In 2014, Salmon also joined
Fusion, a combined TV channel / digital media outlet aimed at millennials, which was backed by Univision and Disney. Fusion was loosely managed and somewhat chaotic; Salmon produced "as far as anyone could tell, nothing in particular" in his time there.[18] In 2016, Salmon's salary at Fusion was reported to be $400,000 after a clerical error at Fusion leaked it.[19] He left Fusion in January 2018.
In 2018, Salmon began a weekly column for Axios called "Axios Edge", described as “a focus on market trends, business, and economics”.[20]
Economic and financial commentary
After the
2007–2008 global financial crisis was well under way, Salmon argued that the
CDO market could theoretically suffer a crisis as a result of
subprime mortgage defaults cascading into defaults in the senior
tranches of a CDO, and that such an occurrence could then result in a freeze in the credit markets. However, he denied that this eventuality could be predicted through
a priori methods.[21]
Salmon emphasizes financial
deregulation, oversized financial conglomerates, excessive faith in financial models and efficiency of markets as well as regulatory incompetence as being major contributors to the
global financial crisis and the ensuing
Great Recession.[22][23][24]
Salmon's views on economic policies the government should take to solve the jobs crisis are ideologically in-line with those of the
Keynesian resurgence.
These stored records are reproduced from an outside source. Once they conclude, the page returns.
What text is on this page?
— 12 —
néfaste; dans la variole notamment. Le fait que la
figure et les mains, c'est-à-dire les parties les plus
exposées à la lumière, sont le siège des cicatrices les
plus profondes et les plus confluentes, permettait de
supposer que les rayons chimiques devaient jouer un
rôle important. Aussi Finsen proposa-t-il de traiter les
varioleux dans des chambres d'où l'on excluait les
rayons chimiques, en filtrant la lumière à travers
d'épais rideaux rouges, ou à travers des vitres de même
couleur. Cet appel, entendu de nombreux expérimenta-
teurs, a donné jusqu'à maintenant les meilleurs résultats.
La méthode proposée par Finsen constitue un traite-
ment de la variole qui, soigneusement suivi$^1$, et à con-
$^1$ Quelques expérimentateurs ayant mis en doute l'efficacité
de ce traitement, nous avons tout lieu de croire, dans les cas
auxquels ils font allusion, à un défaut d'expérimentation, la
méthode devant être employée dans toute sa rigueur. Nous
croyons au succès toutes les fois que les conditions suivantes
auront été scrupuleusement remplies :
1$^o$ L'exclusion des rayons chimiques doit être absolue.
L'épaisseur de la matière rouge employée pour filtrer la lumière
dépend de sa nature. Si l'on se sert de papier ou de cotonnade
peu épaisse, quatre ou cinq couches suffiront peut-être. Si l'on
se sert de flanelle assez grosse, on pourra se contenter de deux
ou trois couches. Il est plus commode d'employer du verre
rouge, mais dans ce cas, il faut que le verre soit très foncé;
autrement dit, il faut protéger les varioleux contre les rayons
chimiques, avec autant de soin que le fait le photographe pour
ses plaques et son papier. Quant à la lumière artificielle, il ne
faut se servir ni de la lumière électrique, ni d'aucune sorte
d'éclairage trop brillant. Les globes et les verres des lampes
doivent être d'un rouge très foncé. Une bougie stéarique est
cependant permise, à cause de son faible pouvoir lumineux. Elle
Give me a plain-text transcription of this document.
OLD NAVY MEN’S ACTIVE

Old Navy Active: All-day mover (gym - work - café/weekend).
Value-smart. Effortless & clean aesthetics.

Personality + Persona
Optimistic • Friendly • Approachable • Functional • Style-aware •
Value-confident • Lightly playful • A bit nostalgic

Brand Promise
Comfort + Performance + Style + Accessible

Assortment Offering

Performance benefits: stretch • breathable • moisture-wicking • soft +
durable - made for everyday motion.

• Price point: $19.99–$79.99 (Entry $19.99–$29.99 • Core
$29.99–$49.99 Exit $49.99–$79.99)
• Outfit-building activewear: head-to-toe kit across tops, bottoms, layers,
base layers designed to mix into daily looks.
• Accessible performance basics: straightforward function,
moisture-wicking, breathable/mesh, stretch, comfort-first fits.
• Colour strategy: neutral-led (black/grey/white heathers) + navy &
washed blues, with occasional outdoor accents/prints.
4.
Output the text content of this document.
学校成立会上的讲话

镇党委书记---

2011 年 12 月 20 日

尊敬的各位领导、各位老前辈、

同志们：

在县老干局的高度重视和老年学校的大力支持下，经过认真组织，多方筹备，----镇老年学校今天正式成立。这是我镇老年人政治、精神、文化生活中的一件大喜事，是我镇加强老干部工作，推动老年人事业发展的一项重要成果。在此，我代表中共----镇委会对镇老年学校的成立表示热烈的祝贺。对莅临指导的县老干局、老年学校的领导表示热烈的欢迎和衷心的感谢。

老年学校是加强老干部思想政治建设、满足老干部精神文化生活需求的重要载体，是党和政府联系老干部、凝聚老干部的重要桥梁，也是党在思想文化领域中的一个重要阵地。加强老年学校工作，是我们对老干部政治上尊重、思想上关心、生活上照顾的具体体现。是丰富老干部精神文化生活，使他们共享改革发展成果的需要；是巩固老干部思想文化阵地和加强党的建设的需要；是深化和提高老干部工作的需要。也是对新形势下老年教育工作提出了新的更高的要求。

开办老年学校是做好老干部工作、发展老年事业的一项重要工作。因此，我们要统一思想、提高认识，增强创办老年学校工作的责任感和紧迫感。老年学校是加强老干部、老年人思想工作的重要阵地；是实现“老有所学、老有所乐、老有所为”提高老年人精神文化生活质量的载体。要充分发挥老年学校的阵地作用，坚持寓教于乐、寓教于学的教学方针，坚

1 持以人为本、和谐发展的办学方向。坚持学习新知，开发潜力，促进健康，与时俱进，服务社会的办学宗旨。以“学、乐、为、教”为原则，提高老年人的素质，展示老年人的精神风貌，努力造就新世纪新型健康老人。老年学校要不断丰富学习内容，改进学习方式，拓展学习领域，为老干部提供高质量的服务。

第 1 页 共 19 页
He is an advocate of further federal stimulus spending, arguing that America's economic institutions have failed to respond effectively to the crisis, and that the benefits of improving America's infrastructure and hiring public workers far outweigh the federal government's low borrowing costs during the period of the
Eurozone debt crisis.[25]
Salmon has argued that no regulatory solution is capable of dealing with the societal risks posed by the
too-big-to-fail banking conglomerates and extremely complex financial innovations of the modern market. He argues that real reform requires that the "financial behemoths" be broken up into much smaller pieces in order to reduce the incentive for – and ability of – financial institutions to "fraudulently game the system." However, he does not expect that this will occur anytime soon.[26]
In 2021, Salmon published an article alleging that $400 billion in unemployment benefits had been fraudulently claimed during the COVID-19 pandemic, a claim provided only by a fraud prevention service company that contracts with state governments to prevent such fraud.[29] A wide variety of journalists and commenters criticized Salmon for a lack of journalistic ethics and rigor for publishing such a bold and uncorroborated claim.[30]